Am 31. Juli wurde infolge schlechten Wetters die Einweihung der Hütte verschoben. Am 1. August wurde die höchste Spitze des Gletscherkammes erstiegen. Herr Brosi und 2 Führer verfolgten den Felskamm, arbeiteten sich aber nur mit grosser Anstrengung und Gefahr durch. Herr Coaz und 2 Führer nahmen ihren Weg über den Kammgletscher und erstiegen die Spitze mit weit geringerer Schwierigkeit von Osten her. Es wurde ein Steinmann errichtet, in denselben eine Fahne aufgepflanzt und folgender Wahrzettel in einem alten Brillenfutteral niedergelegt: Abgang von der Silvrettahütte 1215 Uhr mittags, den 1. August 1865. Ankunft 315 Uhr nachmittags, deponiert von J. Coaz, dermalen Präsident des S.A.C., Land. Flor. Brosi, Vorsteher des Klosterser Führerkorps, Jann Gort, Chr.
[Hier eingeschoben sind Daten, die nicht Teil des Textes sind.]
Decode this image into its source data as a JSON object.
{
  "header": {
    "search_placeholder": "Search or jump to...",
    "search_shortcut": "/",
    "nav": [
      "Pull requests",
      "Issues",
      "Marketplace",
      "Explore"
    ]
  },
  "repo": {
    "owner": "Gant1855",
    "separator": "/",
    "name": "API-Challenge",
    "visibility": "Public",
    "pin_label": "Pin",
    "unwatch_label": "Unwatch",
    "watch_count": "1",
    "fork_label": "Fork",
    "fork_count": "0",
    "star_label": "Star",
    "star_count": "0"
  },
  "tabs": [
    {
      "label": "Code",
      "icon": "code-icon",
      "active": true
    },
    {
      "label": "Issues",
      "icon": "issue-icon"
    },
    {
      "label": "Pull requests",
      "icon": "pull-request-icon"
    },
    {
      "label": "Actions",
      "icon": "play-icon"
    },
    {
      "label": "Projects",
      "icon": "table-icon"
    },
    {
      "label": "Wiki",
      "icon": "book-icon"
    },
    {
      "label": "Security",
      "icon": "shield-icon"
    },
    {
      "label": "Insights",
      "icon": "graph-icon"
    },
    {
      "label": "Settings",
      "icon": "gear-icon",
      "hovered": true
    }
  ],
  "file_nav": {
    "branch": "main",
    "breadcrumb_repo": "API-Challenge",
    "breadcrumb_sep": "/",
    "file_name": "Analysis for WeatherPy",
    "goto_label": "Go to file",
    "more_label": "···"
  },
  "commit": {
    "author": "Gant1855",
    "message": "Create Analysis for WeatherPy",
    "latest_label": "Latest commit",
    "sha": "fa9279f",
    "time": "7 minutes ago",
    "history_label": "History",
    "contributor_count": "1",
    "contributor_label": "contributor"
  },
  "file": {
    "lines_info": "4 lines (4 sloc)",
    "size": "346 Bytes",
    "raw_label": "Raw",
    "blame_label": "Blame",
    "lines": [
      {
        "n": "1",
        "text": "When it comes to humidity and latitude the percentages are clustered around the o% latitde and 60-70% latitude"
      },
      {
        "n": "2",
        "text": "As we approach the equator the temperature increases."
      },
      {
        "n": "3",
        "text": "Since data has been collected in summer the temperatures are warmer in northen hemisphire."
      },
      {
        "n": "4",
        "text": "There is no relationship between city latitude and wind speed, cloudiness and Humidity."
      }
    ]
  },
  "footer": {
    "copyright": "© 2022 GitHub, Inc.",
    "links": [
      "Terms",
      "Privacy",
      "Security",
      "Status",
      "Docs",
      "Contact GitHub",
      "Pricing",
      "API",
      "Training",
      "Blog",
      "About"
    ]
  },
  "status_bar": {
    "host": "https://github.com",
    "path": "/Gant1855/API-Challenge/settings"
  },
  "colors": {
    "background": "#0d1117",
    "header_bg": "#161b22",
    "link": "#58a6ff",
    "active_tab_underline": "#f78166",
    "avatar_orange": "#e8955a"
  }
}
Jegen, Leonh. Jeuch, Ant. Schlegel, Führer, und Chr. Hitz, Förster von Klosters. Am 2. August fand dann bei Nebel endlich die Einweihung statt. Eine Fahne voran, zog die Gesellschaft zur Kanzel, wo der Präsident des S.A.C. eine kurze Rede hielt und die Hütte „ Silvrettahütte " taufte. Nach einigen Hoch und nachdem der Ehrenwein die Runde gemacht, stellte sich die Gesellschaft, die Fahne voran, wieder in Reih und Glied und begab sich zum grossen Fels unter der Hütte, auf welchem die Fahne aufgepflanzt und beschlossen wurde, hier angesichts Klosters und des Silvrettagletschers beständig eine Fahne flattern zu lassen. Der Fels wurde daher die Fahnenburg genannt. » 1890 wurde diese erste Silvrettahütte von der Sektion Davos durch einen Neubau ersetzt. Im Sommer 1904 erstand unmittelbar neben der Clubhütte das bewirtschaftete « Silvrettaheim ». Die Sektion Davos trat in der Folge die Hütte um Fr. 300 an die Prättigauer ab. 1910 kamen Clubhütte und Silvrettaheim in den Besitz der Sektion St. Gallen.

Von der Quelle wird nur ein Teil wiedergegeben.